At the system level, TFETs can be used in conjunction with MOSFETs to selectively reduce power in blocks that do not require high-speed operation. This partitioned approach enables gradual adoption and evaluation in real-world designs. Prototyping platforms are emerging that allow for circuit-level exploration of TFET behavior in functional logic paths, memory arrays and mixed-signal environments.

Looking Ahead to Beyond CMOS Logic

Electron tunneling transistors represent one of several paths beyond CMOS logic. Their ability to maintain switching behavior at low voltage and short channel lengths makes them candidates for post-1 nm technologies.

TFETs could be integrated with other emerging devices, such as ferroelectric FETs, spintronics and photonic logic, to create heterogeneous computing platforms optimized for specific tasks. Industry roadmaps now include TFETs as part of exploratory nodes, where their unique properties are evaluated alongside process cost and yield projections.

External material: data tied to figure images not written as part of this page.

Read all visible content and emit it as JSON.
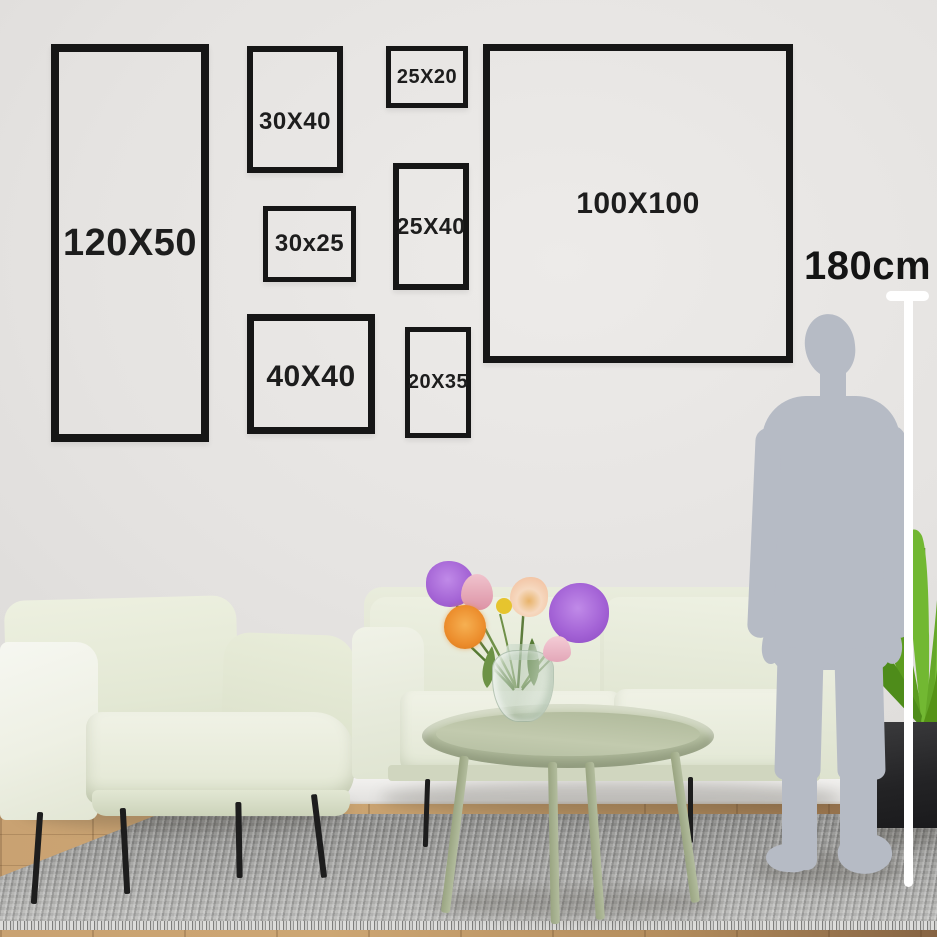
{
  "size_guide": {
    "frames": [
      {
        "id": "120x50",
        "label": "120X50",
        "height_cm": 120,
        "width_cm": 50
      },
      {
        "id": "30x40",
        "label": "30X40",
        "height_cm": 40,
        "width_cm": 30
      },
      {
        "id": "25x20",
        "label": "25X20",
        "height_cm": 20,
        "width_cm": 25
      },
      {
        "id": "30x25",
        "label": "30x25",
        "height_cm": 25,
        "width_cm": 30
      },
      {
        "id": "25x40",
        "label": "25X40",
        "height_cm": 40,
        "width_cm": 25
      },
      {
        "id": "40x40",
        "label": "40X40",
        "height_cm": 40,
        "width_cm": 40
      },
      {
        "id": "20x35",
        "label": "20X35",
        "height_cm": 35,
        "width_cm": 20
      },
      {
        "id": "100x100",
        "label": "100X100",
        "height_cm": 100,
        "width_cm": 100
      }
    ],
    "reference_height": {
      "label": "180cm",
      "value_cm": 180
    }
  },
  "colors": {
    "wall": "#e5e3e1",
    "frame_border": "#161616",
    "label_text": "#1d1d1d",
    "sofa_sage": "#e7ebdb",
    "table_sage": "#b4bea0",
    "rug_gray": "#a5a5a3",
    "floor_wood": "#c19a6b",
    "silhouette_gray": "#b6bbc5",
    "measure_line": "#ffffff",
    "plant_green": "#6fb52f",
    "flower_purple": "#a666d6",
    "flower_orange": "#ec8d2c",
    "flower_pink": "#e3a7b8",
    "flower_peach": "#f3c7a8",
    "flower_yellow": "#e6c42e"
  }
}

Standardization and ecosystem support will be essential to moving tunneling devices from lab-scale demonstrations to high-volume production. Collaborative development between foundries, toolmakers and circuit designers will play a critical role.

Powering the Next Leap in Device Scaling

Tunneling transistors offer a fundamentally different approach to switching, one that aligns with the quantum limits of miniaturization. As traditional field-effect transistors reach their practical boundaries, TFETs provide a viable path forward for sub-1 nm scaling.

By controlling electron flow through tunneling rather than thermionic emission, these devices achieve steep subthreshold slopes and operate at lower voltages, addressing both power and size challenges.

Their success will depend not only on performance metrics but also on integration feasibility, process maturity and long-term reliability. If these challenges are met, TFETs could form the backbone of future logic architectures in which energy efficiency is no longer a constraint but a competitive advantage.